The Fine Gael leader, Mr John Bruton, yesterday called on the IRA to say when it was going to decommission arms if it was not prepared to do so in advance of the publication of Gen de Chastelain's report today.
"When exactly and in what conditions are the IRA prepared to decommission? That question has to be asked and has to be answered," he said.
Mr Bruton said if the IRA gave satisfactory answers the pressure could ease in the decommissioning crisis. "But as long as that is left hanging there, there will be this unhealthy focus on decommissioning," Mr Bruton told RTE Radio's This Week. "How and when is the IRA going to respond? That is the question that has to be answered in the next 24 hours."
Mr Bruton said once the general's report was delivered today the two governments must act together to lay down what the standards of democracy were.
Meanwhile, the Northern Ireland Deputy First Minister, Mr Seamus Mallon, said there would not be progress if the Ulster Unionist Party took a unilateral decision on decommissioning or if the institutions were suspended.
He said it was important to remember there were more people than the UUP involved in the process and more than one government. "There are two sovereign governments involved.
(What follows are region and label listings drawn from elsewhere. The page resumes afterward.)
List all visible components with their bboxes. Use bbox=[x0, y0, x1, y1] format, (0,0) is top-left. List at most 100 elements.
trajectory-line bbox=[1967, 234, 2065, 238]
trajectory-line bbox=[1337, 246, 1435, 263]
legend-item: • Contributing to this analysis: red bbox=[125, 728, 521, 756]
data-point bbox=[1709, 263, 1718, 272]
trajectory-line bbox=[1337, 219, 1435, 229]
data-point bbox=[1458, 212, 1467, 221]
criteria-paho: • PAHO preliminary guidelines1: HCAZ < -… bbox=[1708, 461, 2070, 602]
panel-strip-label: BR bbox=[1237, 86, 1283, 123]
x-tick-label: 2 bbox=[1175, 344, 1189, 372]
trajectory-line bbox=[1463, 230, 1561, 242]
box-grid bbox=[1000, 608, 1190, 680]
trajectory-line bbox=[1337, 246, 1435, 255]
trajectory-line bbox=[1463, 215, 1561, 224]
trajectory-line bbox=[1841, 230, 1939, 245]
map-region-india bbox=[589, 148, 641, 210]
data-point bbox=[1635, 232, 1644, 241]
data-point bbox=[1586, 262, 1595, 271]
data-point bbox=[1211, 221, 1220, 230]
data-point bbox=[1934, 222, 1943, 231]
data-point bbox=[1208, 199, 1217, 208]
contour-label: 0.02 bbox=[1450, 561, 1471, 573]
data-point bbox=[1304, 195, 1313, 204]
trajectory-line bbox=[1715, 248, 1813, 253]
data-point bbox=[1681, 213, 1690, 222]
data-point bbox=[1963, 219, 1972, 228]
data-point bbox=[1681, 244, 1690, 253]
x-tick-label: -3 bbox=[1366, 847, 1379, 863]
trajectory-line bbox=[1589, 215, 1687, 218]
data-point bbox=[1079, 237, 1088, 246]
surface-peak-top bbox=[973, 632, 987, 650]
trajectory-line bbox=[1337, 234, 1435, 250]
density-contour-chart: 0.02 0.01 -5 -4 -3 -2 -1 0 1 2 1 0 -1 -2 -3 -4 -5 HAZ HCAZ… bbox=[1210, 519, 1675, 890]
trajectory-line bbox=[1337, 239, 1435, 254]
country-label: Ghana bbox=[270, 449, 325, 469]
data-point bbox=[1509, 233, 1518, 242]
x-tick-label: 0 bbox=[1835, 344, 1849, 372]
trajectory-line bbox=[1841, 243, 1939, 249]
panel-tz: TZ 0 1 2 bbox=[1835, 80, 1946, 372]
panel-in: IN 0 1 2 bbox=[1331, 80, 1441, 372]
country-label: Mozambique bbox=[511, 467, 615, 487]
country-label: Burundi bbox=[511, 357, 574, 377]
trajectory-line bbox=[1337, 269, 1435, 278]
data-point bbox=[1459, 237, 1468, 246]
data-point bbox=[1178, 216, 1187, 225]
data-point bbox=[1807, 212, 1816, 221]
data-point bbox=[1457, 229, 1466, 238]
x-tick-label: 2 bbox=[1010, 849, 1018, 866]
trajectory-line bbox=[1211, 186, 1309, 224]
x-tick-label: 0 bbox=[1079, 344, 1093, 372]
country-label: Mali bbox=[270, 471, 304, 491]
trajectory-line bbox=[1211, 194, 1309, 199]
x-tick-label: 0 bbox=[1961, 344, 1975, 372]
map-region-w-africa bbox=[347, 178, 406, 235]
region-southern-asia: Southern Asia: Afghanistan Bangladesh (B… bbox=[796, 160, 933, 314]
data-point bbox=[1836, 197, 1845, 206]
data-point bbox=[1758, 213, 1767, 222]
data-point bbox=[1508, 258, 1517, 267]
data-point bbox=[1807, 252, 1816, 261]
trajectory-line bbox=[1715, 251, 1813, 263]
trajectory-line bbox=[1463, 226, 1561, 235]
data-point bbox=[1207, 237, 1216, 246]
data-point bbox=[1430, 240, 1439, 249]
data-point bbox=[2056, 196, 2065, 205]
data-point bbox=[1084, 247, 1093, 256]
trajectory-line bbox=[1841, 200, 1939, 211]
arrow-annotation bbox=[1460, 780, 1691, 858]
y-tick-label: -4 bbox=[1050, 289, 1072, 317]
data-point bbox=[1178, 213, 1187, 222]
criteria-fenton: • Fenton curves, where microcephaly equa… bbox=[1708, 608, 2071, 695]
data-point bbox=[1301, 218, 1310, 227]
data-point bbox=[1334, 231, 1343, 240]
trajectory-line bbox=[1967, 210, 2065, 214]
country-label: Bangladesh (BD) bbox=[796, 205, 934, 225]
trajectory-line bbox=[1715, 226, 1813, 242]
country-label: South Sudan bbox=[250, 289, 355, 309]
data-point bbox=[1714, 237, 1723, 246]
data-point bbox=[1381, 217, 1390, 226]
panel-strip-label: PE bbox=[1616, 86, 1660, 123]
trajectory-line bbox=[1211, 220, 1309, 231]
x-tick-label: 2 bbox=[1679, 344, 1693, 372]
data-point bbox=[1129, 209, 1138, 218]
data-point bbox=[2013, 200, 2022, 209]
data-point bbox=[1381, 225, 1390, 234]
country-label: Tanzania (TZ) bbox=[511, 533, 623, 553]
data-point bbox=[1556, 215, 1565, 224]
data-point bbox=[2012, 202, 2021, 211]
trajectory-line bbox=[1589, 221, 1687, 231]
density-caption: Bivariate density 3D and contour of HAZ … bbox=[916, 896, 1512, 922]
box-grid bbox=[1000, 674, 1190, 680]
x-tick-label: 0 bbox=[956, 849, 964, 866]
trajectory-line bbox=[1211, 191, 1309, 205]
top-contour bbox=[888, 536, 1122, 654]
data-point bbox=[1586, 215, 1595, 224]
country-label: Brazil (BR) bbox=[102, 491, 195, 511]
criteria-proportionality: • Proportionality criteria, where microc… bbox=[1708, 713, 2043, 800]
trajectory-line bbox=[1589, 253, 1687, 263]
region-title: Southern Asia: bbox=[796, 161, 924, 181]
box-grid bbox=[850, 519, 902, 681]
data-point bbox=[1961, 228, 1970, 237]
I believe there will be a great reluctance to suspend the institutions and that reluctance will be shown by the two governments and the UUP," he added.
Mr Mallon said three options were open to Gen de Chastelain. A favourable report, which no one expected , a negative report which would lead to problems and thirdly as positive a report as possible.
"I understand it may have some positive elements accompanied by some type of timeframe. If that third type of report is made by the general then I suspect people will work to use that to build on," he told RTE.
The Northern Ireland Minister of Education, Mr Martin McGuinness, of Sinn Fein, said it was important that everyone when considering these matters understood there was an agreement, the Good Friday agreement.
Mr McGuinness said the agreement was very clear and placed responsibility for progress on all the political parties. Saying that Sinn Fein should singularly deal with this issue is wrong, he added.
"I would maintain that the Sinn Fein leadership over the last nine years has done much more than any of the other parties in an attempt to resolve conflict."
He accused Mr David Trimble of moving the goalposts, breaking through deadlines, and holding up the formation of the Executive. "Now he is threatening to collapse the institutions and change the rules on decommissioning. That is crazy."
Asked if the IRA was going to play its part in decommissioning Mr McGuinness said: "That is a matter for Gen de Chastelain and the IRA.
"We have just come out of a review with Senator Mitchell and we agreed that the issue of decommissioning be handed back to the general where it should have been in the first place."
If the agreement collapsed, it would not be because of decommissioning but because the unionist leadership was not prepared to accept the type of changes proposed, he said.